Для точного определения локализации опухоли и коррекции хирургической тактики проводятся интраоперационное УЗИ поджелудочной железы. Исследование позволяет выявить инсулиному в 95-100% случаев. Методика помогает не только определить расположение опухоли, но и выбрать оптимальный метод операции и доступ к опухоли для ее энуклеации.
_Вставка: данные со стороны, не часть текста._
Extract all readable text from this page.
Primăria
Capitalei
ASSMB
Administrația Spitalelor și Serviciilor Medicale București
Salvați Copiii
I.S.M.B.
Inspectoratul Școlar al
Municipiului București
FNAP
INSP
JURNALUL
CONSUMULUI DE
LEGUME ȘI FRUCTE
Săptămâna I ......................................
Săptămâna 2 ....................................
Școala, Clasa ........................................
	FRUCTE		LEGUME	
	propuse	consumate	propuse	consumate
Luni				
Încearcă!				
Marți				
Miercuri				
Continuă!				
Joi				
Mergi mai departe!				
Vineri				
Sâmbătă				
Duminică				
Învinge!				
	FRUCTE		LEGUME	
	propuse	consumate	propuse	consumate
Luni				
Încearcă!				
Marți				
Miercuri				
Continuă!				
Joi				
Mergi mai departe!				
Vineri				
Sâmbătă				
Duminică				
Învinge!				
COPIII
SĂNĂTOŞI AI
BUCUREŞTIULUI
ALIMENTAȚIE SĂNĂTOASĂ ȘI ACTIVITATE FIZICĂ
Данное обследование должно использоваться при оценке всех интраоперационно выявленных панкреатических изменений.
Дифференциальная диагностика инсулином проводится с сахарным диабетом 2 типа, лекарственной гипогликемией (на фоне прием инсулина и гипогликемических препаратов), голоданием (искусственно вызываемая гипогликемия), эпилепсией, психозами и неврастениями, опухолями головного мозга, вегето-сосудистой дистонией, диэнцефальным синдромом, синдромом Кушинга, непереносимостью фруктозы и галактозы, тяжелыми поражениями печени, демпинг-синдромом, незидиобластозом (врожденным гиперинсулинизмом у детей).
Основные используемые лабораторные исследования:
Основные используемые инструментальные исследования:
Радикальным лечения инсулиномы является ее хирургическое удаление. Операцией выбора является ее энуклеация. Так как инсулинома отличается низкой частотой злокачественности, операция приводит к излечению примерно в 90% случаев. Поскольку макроскопически инсулиномы в большинстве случаев четко отграничены от окружающих тканей и окружены капсулой, проводится энуклеация лпухоли, что означает вылущивание ее из капсулы. Возможно использование лапароскопического доступа. При локализации новообразования в глубине головки и, особенно крючковидного отростка, может быть рассмотрен вопрос о выполнении панкреатодуоденальной резекции (удаления части поджелудочной железы, части желудка и двенадцатиперстной кишки). При радикальном лечении даже злокачественных инсулином выживаемость в течение 5 лет превышает 50-60%.
После удаления доброкачественных инсулином в отдаленные сроки рецидивы гипогликемии появляются не более чем в 4-7% случаев. Обычно это наблюдается через 5 лет после операционного вмешательства. Гипогликемия в таких случаях является не проявлением истинного рецидива инсулиномы, а связана с появлением новой опухоли, причем нередко локализующейся в другом отделе поджелудочной железы.
Терапевтическое (консервативное) лечение инсулином заключается в купировании приступов гипокликемии и поддержании содержания глюкозы на приемлемом уровне. С этой целью назначают дробное питание с повышенным содержанием углеводов. Острый приступ гипогликемии купируют приемом сахара или введением раствора глюкозы. При тяжелой гипогликемии применяют гидрокортизон. Гипергликемизирующий эффект глюкокортикоидов достигается за счет их контринсулярного действия и проявляется при применении больших доз препаратов. Однако они дают только кратковременный эффект.
Для поддержания нормогликемии при гиперинсулинизме назначают диазоксид, снижающий секрецию инсулина бета-клетками поджелудочной железы.
Эффективными препаратами, подавляющими синтез инсулина, являются синтетические аналоги соматостатина – октреотид и ланреотид. Однако, только у части больных контроль гликемии успешно достигается применением этих лекарств.
Менее чем у 10% пациентов со злокачественными инсулиномами обнаруживаются метастазы. Средняя выживаемость таких больных составляет не более 2 лет.
В послеоперационном периоде почти у половины больных с инсулиномой отмечаются осложнения. В структуре послеоперационных осложнений основное место занимают различные формы деструктивного панкреатита, нередко с исходом в абсцесс брюшной полости или забрюшинной клетчатки, наружные панкреатические свищи, псевдокисты поджелудочной железы и развитие перитонита.
Профилактики от формирования инсулином не существует.